Governor Greg Abbott's recent announcement of a new research initiative aimed at recruiting Nobel Prize winners and other leading STEM researchers to The University of Texas at Austin faculty is a reminder that the Ransom Center holds the archives of more than a dozen Nobel Prize winners including Samuel Beckett, Isaac Bashevis Singer, Doris Lessing, J. M. Coetzee, and Gabriel García Márquez. These collections are a permanent resource for our students and faculty that also support new scholarship from an international research community.

This fall we open the most recently acquired of these archives with a three-day Flair Symposium celebrating the life and legacy of Gabriel García Márquez. Since the arrival of the archive almost a year ago, Ransom Center staff have been cataloging the collection, undertaking conservation treatments, and preparing the manuscripts for digitization. We have also been making important additions to the collection.

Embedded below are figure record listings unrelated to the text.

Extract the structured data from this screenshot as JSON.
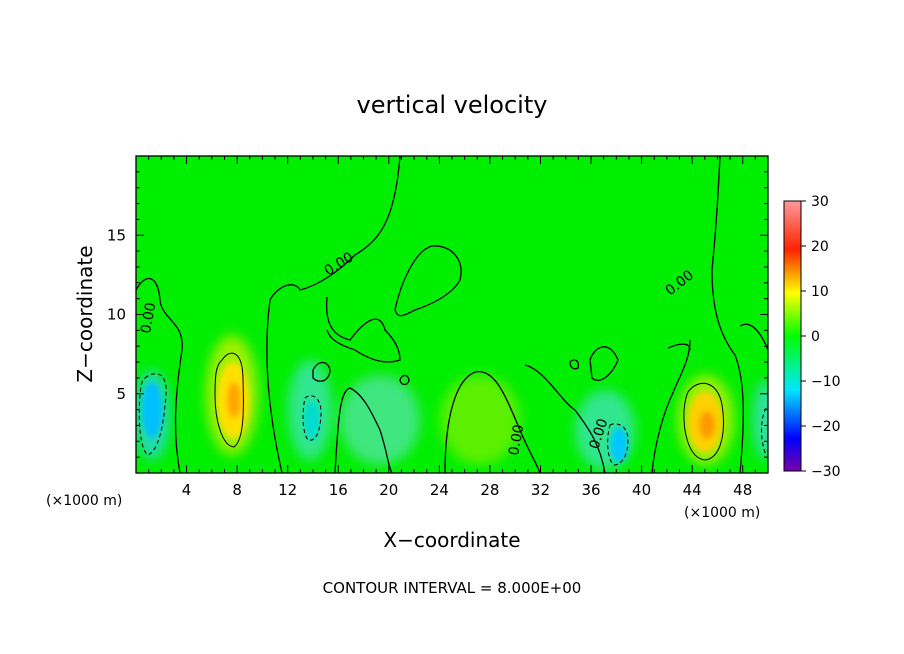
{
  "chart_data": {
    "type": "heatmap",
    "title": "vertical velocity",
    "xlabel": "X−coordinate",
    "ylabel": "Z−coordinate",
    "x_unit_label": "(×1000 m)",
    "z_unit_label": "(×1000 m)",
    "footer": "CONTOUR INTERVAL = 8.000E+00",
    "xlim": [
      0,
      50
    ],
    "ylim": [
      0,
      20
    ],
    "x_ticks": [
      4,
      8,
      12,
      16,
      20,
      24,
      28,
      32,
      36,
      40,
      44,
      48
    ],
    "y_ticks": [
      5,
      10,
      15
    ],
    "colorbar": {
      "min": -30,
      "max": 30,
      "ticks": [
        30,
        20,
        10,
        0,
        -10,
        -20,
        -30
      ],
      "tick_labels": [
        "30",
        "20",
        "10",
        "0",
        "−10",
        "−20",
        "−30"
      ]
    },
    "contour_label": "0.00",
    "features": [
      {
        "kind": "updraft",
        "x": 7.8,
        "z": 4.8,
        "value": 12
      },
      {
        "kind": "updraft",
        "x": 45,
        "z": 3.0,
        "value": 12
      },
      {
        "kind": "downdraft",
        "x": 1.3,
        "z": 3.8,
        "value": -9
      },
      {
        "kind": "downdraft",
        "x": 13.8,
        "z": 3.3,
        "value": -6
      },
      {
        "kind": "downdraft",
        "x": 37.8,
        "z": 1.8,
        "value": -10
      },
      {
        "kind": "downdraft",
        "x": 49.5,
        "z": 3.0,
        "value": -6
      }
    ]
  }
}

Among the newest items to be added are two working manuscripts of Noticia de un secuestro ("News of a Kidnapping"), García Márquez's correspondence with his close friend Plinio Mendoza, and the copy of his novel El general en su laberinto ("The General in His Labrynth") that he marked up and revised in preparation for a new edition. I'm particularly delighted by the addition of a bronze bust of García Márquez commissioned by his family and donated to the Ransom Center. It has now been installed alongside James Joyce and Jean Cocteau near the entrance of the Ransom Center where it greets visitors. For more about how the Ransom Center's collections grow over time, see the cover story of this issue of Ransom Edition (pages 8–10).

These collections are permanent additions to the intellectual capital of the University, and from this point on the Ransom Center will serve as the leading research center in the world for the study and greater understanding of García Márquez's life and work.

This work gets underway in earnest this October, and I invite you to join us and to be a part of the stimulating community these collections inspire.

I am also pleased to share with you that more details on the past year of the Ransom Center's activities and progress may be found in our first annual report, which is available on our website. It provides further detail on the Center's successes and efforts to engage the public, support and enhance the collections, and foster research and learning. Coupled with the Ransom Center's recently completed strategic plan, it provides a blueprint for how we hope to grow.